On Sunday morning, I walked into the sanctuary where a greeter recognized that I was a visitor and welcomed me with a friendly greeting. Then he asked, “So what brought you to our congregation today?”
Being that a ship had literally brought me to the congregation, I turned and pointed down the hill toward the harbor at the Coast Guard cutter I had steamed in on. “I’m a Navy chaplain,” I explained, “and that ship right down there brought me here. We sailed in yesterday.”
He replied, “So what brings a Navy chaplain to a Unitarian Universalist church?” And my brain lurched to a halt.
Unitarian Universalism and the military have not always been on friendly terms. After almost 20 mostly-happy years in both, I sometimes forget the tension in our history. In my many run-ins with ministers on the right-wing, fundamentalist side of religion, a calm, friendly, but unapologetic demeanor had always gotten me through those conversations.
“I am a Unitarian Universalist and this is my spiritual home,” I said slowly. “When I travel for work I like to visit new churches.” What he said next was like being whacked with a foam pool noodle — conspicuous but not overly harmful: “Oh, you didn’t say you were Unitarian Universalist.”
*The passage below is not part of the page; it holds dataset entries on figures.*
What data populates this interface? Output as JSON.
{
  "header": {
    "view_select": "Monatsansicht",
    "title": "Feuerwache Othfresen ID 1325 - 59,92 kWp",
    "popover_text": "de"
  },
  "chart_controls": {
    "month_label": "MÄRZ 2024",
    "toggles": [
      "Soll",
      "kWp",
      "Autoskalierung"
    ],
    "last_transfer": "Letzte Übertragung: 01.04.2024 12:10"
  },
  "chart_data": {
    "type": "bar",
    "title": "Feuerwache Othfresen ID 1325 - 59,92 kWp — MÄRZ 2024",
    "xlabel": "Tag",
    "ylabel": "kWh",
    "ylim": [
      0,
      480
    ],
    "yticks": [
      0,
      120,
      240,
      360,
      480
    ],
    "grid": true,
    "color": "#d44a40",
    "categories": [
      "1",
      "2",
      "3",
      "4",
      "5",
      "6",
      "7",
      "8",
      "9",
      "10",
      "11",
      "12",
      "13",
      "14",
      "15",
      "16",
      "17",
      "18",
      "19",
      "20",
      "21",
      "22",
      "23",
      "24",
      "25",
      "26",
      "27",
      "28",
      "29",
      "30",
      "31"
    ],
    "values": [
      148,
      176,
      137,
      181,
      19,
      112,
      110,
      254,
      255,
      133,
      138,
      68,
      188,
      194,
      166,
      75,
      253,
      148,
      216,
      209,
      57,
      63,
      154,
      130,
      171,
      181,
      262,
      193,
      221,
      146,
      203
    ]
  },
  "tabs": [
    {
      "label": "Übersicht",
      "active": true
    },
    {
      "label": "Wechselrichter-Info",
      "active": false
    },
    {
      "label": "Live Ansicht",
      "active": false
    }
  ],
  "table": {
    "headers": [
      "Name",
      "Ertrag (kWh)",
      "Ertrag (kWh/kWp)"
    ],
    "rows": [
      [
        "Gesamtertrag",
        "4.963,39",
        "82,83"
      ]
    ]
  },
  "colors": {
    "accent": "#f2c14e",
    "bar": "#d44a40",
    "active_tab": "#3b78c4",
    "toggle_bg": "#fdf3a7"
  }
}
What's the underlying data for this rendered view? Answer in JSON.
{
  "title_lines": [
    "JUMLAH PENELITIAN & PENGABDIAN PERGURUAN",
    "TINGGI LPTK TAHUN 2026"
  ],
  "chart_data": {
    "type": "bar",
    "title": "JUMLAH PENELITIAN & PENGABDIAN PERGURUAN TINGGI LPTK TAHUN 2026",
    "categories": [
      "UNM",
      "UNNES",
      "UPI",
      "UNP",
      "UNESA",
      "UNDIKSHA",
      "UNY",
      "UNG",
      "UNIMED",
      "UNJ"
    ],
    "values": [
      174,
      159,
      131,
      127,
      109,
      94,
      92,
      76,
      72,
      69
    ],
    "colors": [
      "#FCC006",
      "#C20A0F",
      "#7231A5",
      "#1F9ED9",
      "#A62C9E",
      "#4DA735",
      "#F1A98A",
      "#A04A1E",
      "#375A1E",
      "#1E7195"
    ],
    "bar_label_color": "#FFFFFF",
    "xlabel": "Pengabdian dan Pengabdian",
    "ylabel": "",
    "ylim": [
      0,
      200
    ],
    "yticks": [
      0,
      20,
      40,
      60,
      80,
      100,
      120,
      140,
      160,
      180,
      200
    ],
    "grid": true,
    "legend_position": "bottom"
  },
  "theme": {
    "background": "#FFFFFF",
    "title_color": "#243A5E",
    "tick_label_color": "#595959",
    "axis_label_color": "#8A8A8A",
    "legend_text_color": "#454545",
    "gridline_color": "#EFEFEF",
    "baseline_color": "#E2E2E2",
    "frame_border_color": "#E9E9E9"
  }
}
I don’t remember my exact words, but I remember my body switching to teacher mode: “I didn’t know it was my responsibility to announce that.”
I’m a middle-aged, middle-class, straight white guy. I don’t have experiences like this often. But I’m grateful that I do occasionally; they give me insight. In the moment that I switched to “teacher mode,” I wasn’t aware of where I had come by that practice. It didn’t take long to recall several moments in which I had inadvertently said ungracious things. I was fortunate enough to have professors, ministers, and friends illuminate my clumsiness for me. They did so in a way that was gracious enough that it increased my appreciation and respect for them, and clear enough that I will never forget the teaching.
Spirit of Life and Love and Truth, who connects us all to each other and to all things, teach me to receive with thick skin and a forgiving heart; teach me to transmit gently with insight and skill. When we collide, restore us to harmony, for we need one another to be whole.